According to accounts from local sources, as well as independent media reports from inside Homs, the Syrian army has sharply increased the use of tanks, helicopters, mortars, rockets and artillery fire to attack civilian areas.
Reports indicate that hospitals, which were already struggling to cope with all those injured in recent weeks, are now overwhelmed or inaccessible, and people have set up makeshift clinics throughout the beleaguered city, with little or no medical supplies.
Shells reportedly struck one of these makeshift hospitals in the Bab Amr neighborhood on Monday, resulting in casualties.
“In addition to the continuing widespread human rights abuses, I fear the humanitarian situation has significantly deteriorated in many parts of the country in recent months, and especially in Homs, where parts of the city have been largely cut off or encircled for long periods,” Pillay said.
“In the past eleven months, since the start of the brutal Government crackdown on largely peaceful protests in Syria, thousands of Syrian protestors and civilians have been killed, injured, detained, tortured and forcibly disappeared,” the High Commissioner said. “All evidence points to the involvement of the Syrian army and security forces in the perpetration of most of these crimes. In light of their nature and scale, they may constitute crimes against humanity, punishable under international law.
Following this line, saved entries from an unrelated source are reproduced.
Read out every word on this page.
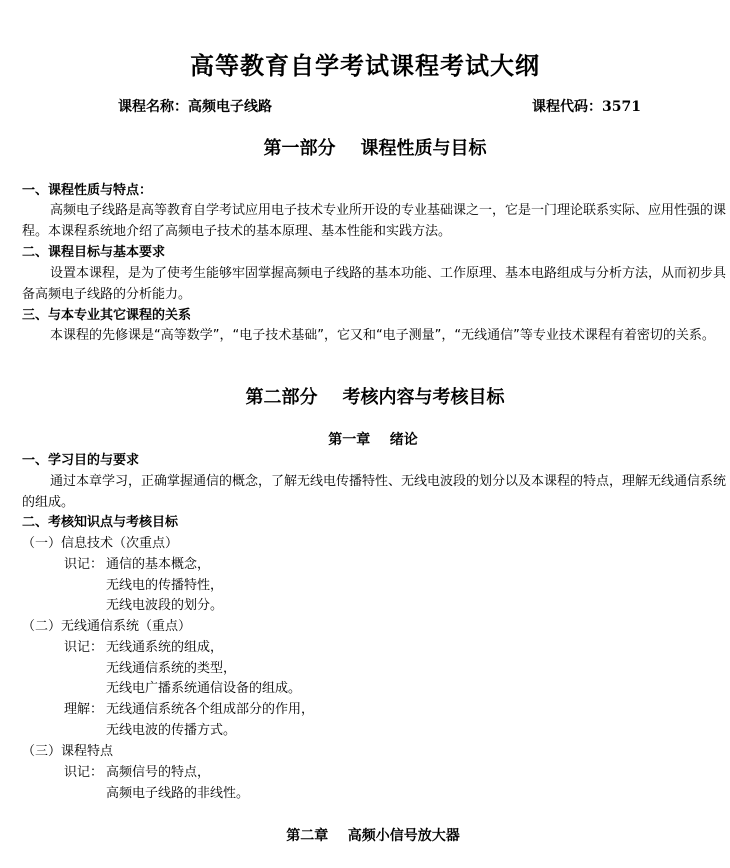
高等教育自学考试课程考试大纲
课程名称：高频电子线路	课程代码：3571
第一部分    课程性质与目标
一、课程性质与特点：
高频电子线路是高等教育自学考试应用电子技术专业所开设的专业基础课之一，它是一门理论联系实际、应用性强的课程。本课程系统地介绍了高频电子技术的基本原理、基本性能和实践方法。
二、课程目标与基本要求
设置本课程，是为了使考生能够牢固掌握高频电子线路的基本功能、工作原理、基本电路组成与分析方法，从而初步具备高频电子线路的分析能力。
三、与本专业其它课程的关系
本课程的先修课是“高等数学”，“电子技术基础”，它又和“电子测量”，“无线通信”等专业技术课程有着密切的关系。
第二部分    考核内容与考核目标
第一章    绪论
一、学习目的与要求
通过本章学习，正确掌握通信的概念，了解无线电传播特性、无线电波段的划分以及本课程的特点，理解无线通信系统的组成。
二、考核知识点与考核目标
（一）信息技术（次重点）
识记： 通信的基本概念，
无线电的传播特性，
无线电波段的划分。
（二）无线通信系统（重点）
识记： 无线通系统的组成，
无线通信系统的类型，
无线电广播系统通信设备的组成。
理解： 无线通信系统各个组成部分的作用，
无线电波的传播方式。
（三）课程特点
识记： 高频信号的特点，
高频电子线路的非线性。
第二章    高频小信号放大器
Those in command should, however, remember that there is no statute of limitations for serious international crimes, and there will be a sustained effort for as long as it takes to bring justice to all those who have been victims of the gross and systematic crimes taking place in Syria today.”
“At their 2005 Summit, World leaders unanimously agreed that each individual State has the responsibility to protect its population from crimes against humanity and other international crimes.” Pillay said. “They also agreed that when a State is manifestly failing to protect its population from serious international crimes, the international community as a whole has the responsibility to step in by taking protective action in a collective, timely and decisive manner,” she added. “The virtual carte blanche now granted to the Syrian Government betrays the spirit and the word of this unanimous decision. It is depriving the population of the protection they so urgently need.”
A Fact-Finding Mission of the Office of the High Commissioner for Human Rights and an independent Commission of Inquiry have investigated the violations in Syria and concluded that crimes against humanity may have been committed since mid-March 2011. The Commission of Inquiry has further concluded that these abuses must have been perpetrated with the approval or complicity of the authorities, and were apparently “conducted pursuant to a policy of the state.” In August and December 2011, the High Commissioner encouraged the Security Council to refer the situation in Syria to the International Criminal Court.